12. The method according to claim 11, wherein the high-load pressure tank is connected to the supply line only when the gas pressure in the remaining pressure tanks is no longer sufficient to supply the drive unit at high load.

13. The method according to claim 11, wherein each of the pressure tanks can be connected to the supply line via a connecting line, wherein a shut-off valve is arranged in each connecting line.

14. The method according to claim 13, wherein the shut-off valves are controlled electrically.

15. The method according to claim 11, wherein several high-load pressure tanks are present, at least one of which is connected to the supply line when the drive unit is at high load.

16. The method according to claim 15, wherein all of the high-load pressure tanks are always connected together to the supply line.
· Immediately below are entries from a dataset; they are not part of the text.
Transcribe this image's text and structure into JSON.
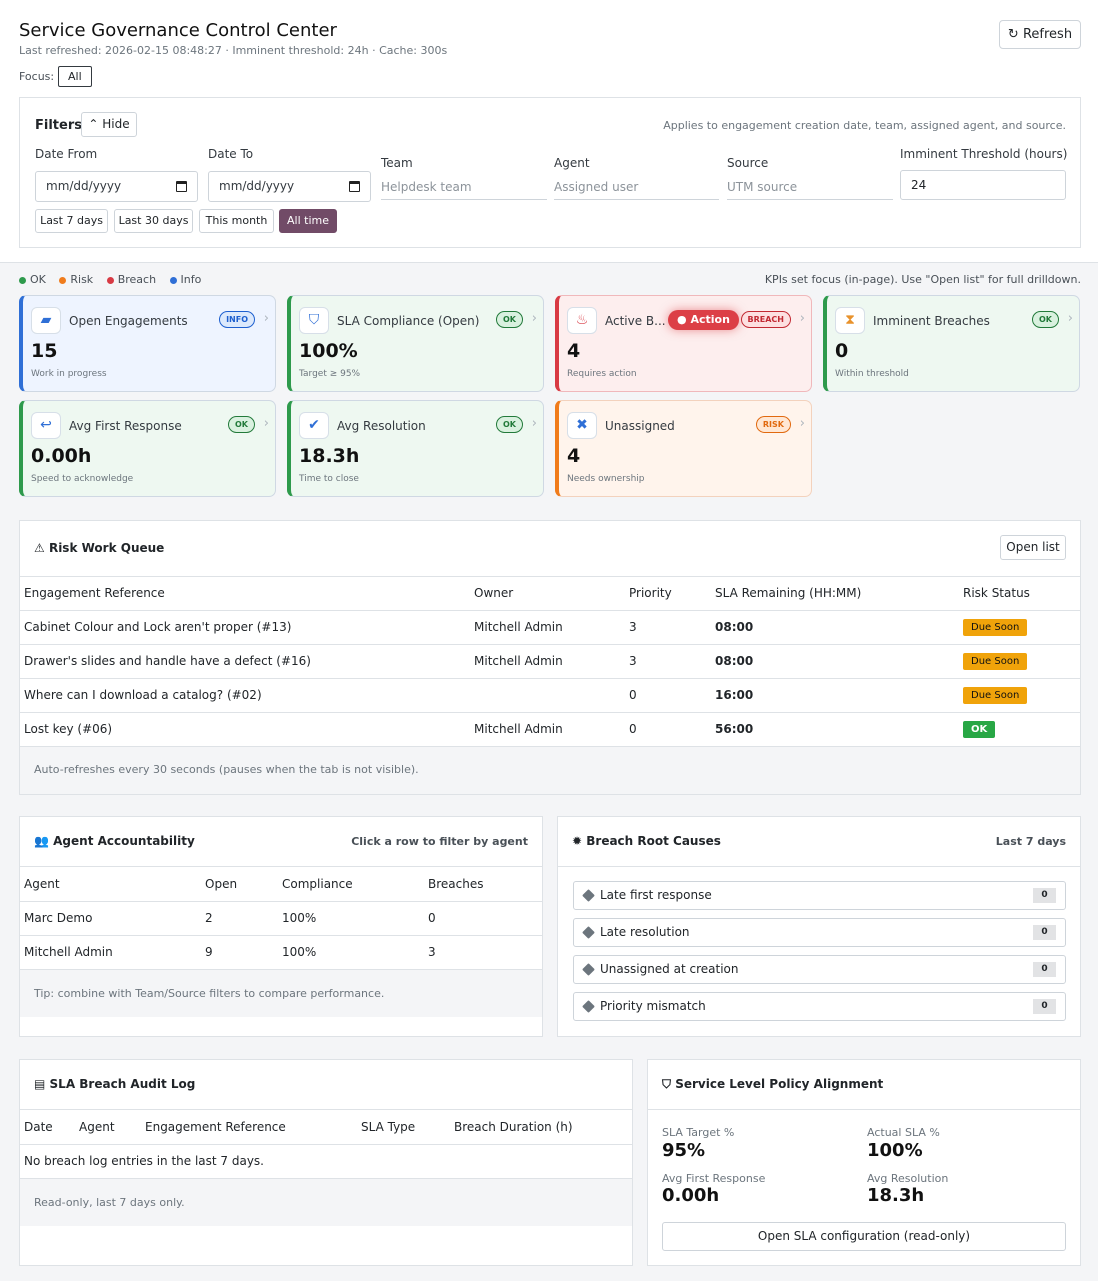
{
  "header": {
    "title": "Service Governance Control Center",
    "subtitle": "Last refreshed: 2026-02-15 08:48:27 · Imminent threshold: 24h · Cache: 300s",
    "focus_label": "Focus:",
    "focus_value": "All",
    "refresh_label": "Refresh"
  },
  "filters": {
    "title": "Filters",
    "hide_label": "Hide",
    "note": "Applies to engagement creation date, team, assigned agent, and source.",
    "date_from_label": "Date From",
    "date_from_value": "mm/dd/yyyy",
    "date_to_label": "Date To",
    "date_to_value": "mm/dd/yyyy",
    "team_label": "Team",
    "team_placeholder": "Helpdesk team",
    "agent_label": "Agent",
    "agent_placeholder": "Assigned user",
    "source_label": "Source",
    "source_placeholder": "UTM source",
    "threshold_label": "Imminent Threshold (hours)",
    "threshold_value": "24",
    "quick": [
      "Last 7 days",
      "Last 30 days",
      "This month",
      "All time"
    ],
    "active_quick": "All time"
  },
  "legend": {
    "items": [
      {
        "label": "OK",
        "color": "#2e9a4c"
      },
      {
        "label": "Risk",
        "color": "#f07c1c"
      },
      {
        "label": "Breach",
        "color": "#d83a44"
      },
      {
        "label": "Info",
        "color": "#2f6fd6"
      }
    ],
    "note": "KPIs set focus (in-page). Use \"Open list\" for full drilldown."
  },
  "kpis": [
    {
      "title": "Open Engagements",
      "value": "15",
      "sub": "Work in progress",
      "badge": "INFO",
      "icon": "folder-open-icon"
    },
    {
      "title": "SLA Compliance (Open)",
      "value": "100%",
      "sub": "Target ≥ 95%",
      "badge": "OK",
      "icon": "shield-icon"
    },
    {
      "title": "Active B...",
      "value": "4",
      "sub": "Requires action",
      "badge": "BREACH",
      "icon": "fire-icon",
      "action": "Action"
    },
    {
      "title": "Imminent Breaches",
      "value": "0",
      "sub": "Within threshold",
      "badge": "OK",
      "icon": "hourglass-icon"
    },
    {
      "title": "Avg First Response",
      "value": "0.00h",
      "sub": "Speed to acknowledge",
      "badge": "OK",
      "icon": "reply-icon"
    },
    {
      "title": "Avg Resolution",
      "value": "18.3h",
      "sub": "Time to close",
      "badge": "OK",
      "icon": "check-circle-icon"
    },
    {
      "title": "Unassigned",
      "value": "4",
      "sub": "Needs ownership",
      "badge": "RISK",
      "icon": "user-x-icon"
    }
  ],
  "risk_queue": {
    "title": "Risk Work Queue",
    "open_list": "Open list",
    "headers": [
      "Engagement Reference",
      "Owner",
      "Priority",
      "SLA Remaining (HH:MM)",
      "Risk Status"
    ],
    "rows": [
      {
        "ref": "Cabinet Colour and Lock aren't proper (#13)",
        "owner": "Mitchell Admin",
        "priority": "3",
        "remaining": "08:00",
        "status": "Due Soon"
      },
      {
        "ref": "Drawer's slides and handle have a defect (#16)",
        "owner": "Mitchell Admin",
        "priority": "3",
        "remaining": "08:00",
        "status": "Due Soon"
      },
      {
        "ref": "Where can I download a catalog? (#02)",
        "owner": "",
        "priority": "0",
        "remaining": "16:00",
        "status": "Due Soon"
      },
      {
        "ref": "Lost key (#06)",
        "owner": "Mitchell Admin",
        "priority": "0",
        "remaining": "56:00",
        "status": "OK"
      }
    ],
    "footer": "Auto-refreshes every 30 seconds (pauses when the tab is not visible)."
  },
  "agents": {
    "title": "Agent Accountability",
    "hint": "Click a row to filter by agent",
    "headers": [
      "Agent",
      "Open",
      "Compliance",
      "Breaches"
    ],
    "rows": [
      {
        "agent": "Marc Demo",
        "open": "2",
        "compliance": "100%",
        "breaches": "0"
      },
      {
        "agent": "Mitchell Admin",
        "open": "9",
        "compliance": "100%",
        "breaches": "3"
      }
    ],
    "footer": "Tip: combine with Team/Source filters to compare performance."
  },
  "causes": {
    "title": "Breach Root Causes",
    "range": "Last 7 days",
    "items": [
      {
        "label": "Late first response",
        "count": "0"
      },
      {
        "label": "Late resolution",
        "count": "0"
      },
      {
        "label": "Unassigned at creation",
        "count": "0"
      },
      {
        "label": "Priority mismatch",
        "count": "0"
      }
    ]
  },
  "audit": {
    "title": "SLA Breach Audit Log",
    "headers": [
      "Date",
      "Agent",
      "Engagement Reference",
      "SLA Type",
      "Breach Duration (h)"
    ],
    "empty": "No breach log entries in the last 7 days.",
    "footer": "Read-only, last 7 days only."
  },
  "alignment": {
    "title": "Service Level Policy Alignment",
    "target_label": "SLA Target %",
    "target_value": "95%",
    "actual_label": "Actual SLA %",
    "actual_value": "100%",
    "afr_label": "Avg First Response",
    "afr_value": "0.00h",
    "ar_label": "Avg Resolution",
    "ar_value": "18.3h",
    "config_button": "Open SLA configuration (read-only)"
  }
}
17. The method according to claim 15, wherein only one of the high-load pressure tanks is connected to the supply line when the drive unit is at high load, until the one of the high-load pressure tanks has the same gas pressure as the remaining pressure tanks, and a next one of the high-load pressure tanks is subsequently connected to the supply line when the drive unit is at high load.

18. The method according to claim 11, wherein the drive unit operated with gaseous fuel is an internal combustion engine or a fuel cell including an electric motor powered by the fuel cell.

19. The method according to claim 11, wherein a pressure reducer is arranged in the supply line between the pressure tanks and the metering valve.

20. The method according to claim 11, wherein several metering valves are connected to the supply line.